Yeah, Crypt of the Necrodancer is a fun game, but they’ve got the design idea of “every unlockable should make the game harder”, until suddenly the main story demands you play the hardest level perfectly. It ends up that the starting character is the most fun one and the others are progressively greater chores.
I haven’t been playing anything, just Chess. I’m mostly just reading books or watching movies.
I got the Tabaxi mod for Baldur”s Gate 3, so I’ve been playing that with a friend. We’re murderhoboing our way through the game and having a grand time.
He also got me into Warframe. I am now level 6 and have run out of weapon slots: (
But, I got him into Stranger of Paradise: Final Fantasy Origins, and we’ve been killing chaos in that game
Accidently found Songs of Steel – Hispania.
Turn based piece of Roman conquest of the Celtiberia in first half of the II century BC, with option to play as natives. Story is barebones short, but paints the time and place fairly well.
Combat is absolutely and 100% ahistorical – the only thing that gets implemented from the famous “triple line” are unit names, and even those shouldn’t be in use a generation after the Marian Reforms. Unit cooperation, line cohesion, flanking (in the sense of direction of attack), nothing like that exists. I was genuinely surprised to find out elevation affects combat result.

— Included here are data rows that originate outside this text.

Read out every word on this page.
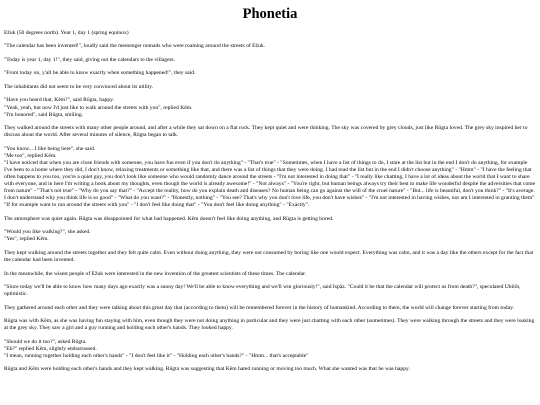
Phonetia

Ežuk (50 degrees north). Year 1, day 1 (spring equinox)

"The calendar has been invented!", loudly said the messenger nomads who were roaming around the streets of Ežuk.

"Today is year 1, day 1!", they said, giving out the calendars to the villagers.

"From today on, y'all be able to know exactly when something happened!", they said.

The inhabitants did not seem to be very convinced about its utility.

"Have you heard that, Kēm?", said Rūgta, happy.
"Yeah, yeah, but now I'd just like to walk around the streets with you", replied Kēm.
"I'm honored", said Rūgta, smiling.

They walked around the streets with many other people around, and after a while they sat down on a flat rock. They kept quiet and were thinking. The sky was covered by grey clouds, just like Rūgta loved. The grey sky inspired her to discuss about the world. After several minutes of silence, Rūgta began to talk.

"You know... I like being here", she said.
"Me too", replied Kēm.
"I have noticed that when you are close friends with someone, you have fun even if you don't do anything" - "That's true" - "Sometimes, when I have a list of things to do, I stare at the list but in the end I don't do anything, for example I've been to a home where they did, I don't know, relaxing treatments or something like that, and there was a list of things that they were doing. I had read the list but in the end I didn't choose anything" - "Hmm" - "I have the feeling that often happens to you too, you're a quiet guy, you don't look like someone who would randomly dance around the streets - "I'm not interested in doing that" - "I really like chatting, I have a lot of ideas about the world that I want to share with everyone, and in here I'm writing a book about my thoughts, even though the world is already awesome!" - "Not always" - "You're right, but human beings always try their best to make life wonderful despite the adversities that come from nature" - "That's not true" - "Why do you say that?" - "Accept the reality, how do you explain death and diseases? No human being can go against the will of the cruel nature" - "But... life is beautiful, don't you think?" - "It's average. I don't understand why you think life is so good" - "What do you want?" - "Honestly, nothing" - "You see? That's why you don't love life, you don't have wishes" - "I'm not interested in having wishes, nor am I interested in granting them" "If for example want to run around the streets with you" - "I don't feel like doing that" - "You don't feel like doing anything" - "Exactly".

The atmosphere was quiet again. Rūgta was disappointed for what had happened. Kēm doesn't feel like doing anything, and Rūgta is getting bored.

"Would you like walking?", she asked.
"Yes", replied Kēm.

They kept walking around the streets together and they felt quite calm. Even without doing anything, they were not consumed by boring like one would expect. Everything was calm, and it was a day like the others except for the fact that the calendar had been invented.

In the meanwhile, the wisest people of Ežuk were interested in the new invention of the greatest scientists of these times. The calendar.

"Since today we'll be able to know how many days ago exactly was a sunny day! We'll be able to know everything and we'll win gloriously!", said Ispāz. "Could it be that the calendar will protect us from death?", speculated Ubilōt, optimistic.

They gathered around each other and they were talking about this great day that (according to them) will be remembered forever in the history of humankind. According to them, the world will change forever starting from today.

Rūgta was with Kēm, as she was having fun staying with him, even though they were not doing anything in particular and they were just chatting with each other (sometimes). They were walking through the streets and they were looking at the grey sky. They saw a girl and a guy running and holding each other's hands. They looked happy.

"Should we do it too?", asked Rūgta.
"Eh?" replied Kēm, slightly embarrassed.
"I mean, running together holding each other's hands" - "I don't feel like it" - "Holding each other's hands?" - "Hmm... that's acceptable"

Rūgta and Kēm were holding each other's hands and they kept walking. Rūgta was suggesting that Kēm hated running or moving too much. What she wanted was that he was happy.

That being said it’s a pleasant, fairly short game (Roman campaign clocks at around 6 hours on default difficulty) if one enjoys this sort of turn-based fun.
I started Bloodborne, only through Cleric Beast so far. I’ve admired the game from afar for a long time because of its aesthetic style. But I know that I just don’t care for games that are, as Shamus noted in his Souls articles, high on the punishment dimension of difficulty. So I’m conflicted. But it felt like a gaming experience I needed to have at some point. I’m trying to solve one problem with another by using a walkthrough (which I usually don’t like) to keep me pointed toward what’s important and minimize how much time I spend aimlessly wandering and then dying. So far, I enjoy the gameplay, just not the repetition of the same segments. I expect that feeling to continue until I either finish it or give up on it.
I finished all the base scenarios in RollerCoaster Tycoon Deluxe yesterday. Time to move on to the next tab, which is the Corkscrew Follies pack. Really did not enjoy the final few scenarios; they weren’t really interesting or fun, just ways to limit resources a little bit more. If there’s a bright side to that, it’s that the designers realized they were on the verge of arbitrary restrictions for difficulty’s sake, and didn’t go any further.
I discovered Balatro, which is really fund and addictive. I don’t think I’ll be going much higher than base difficulty, though.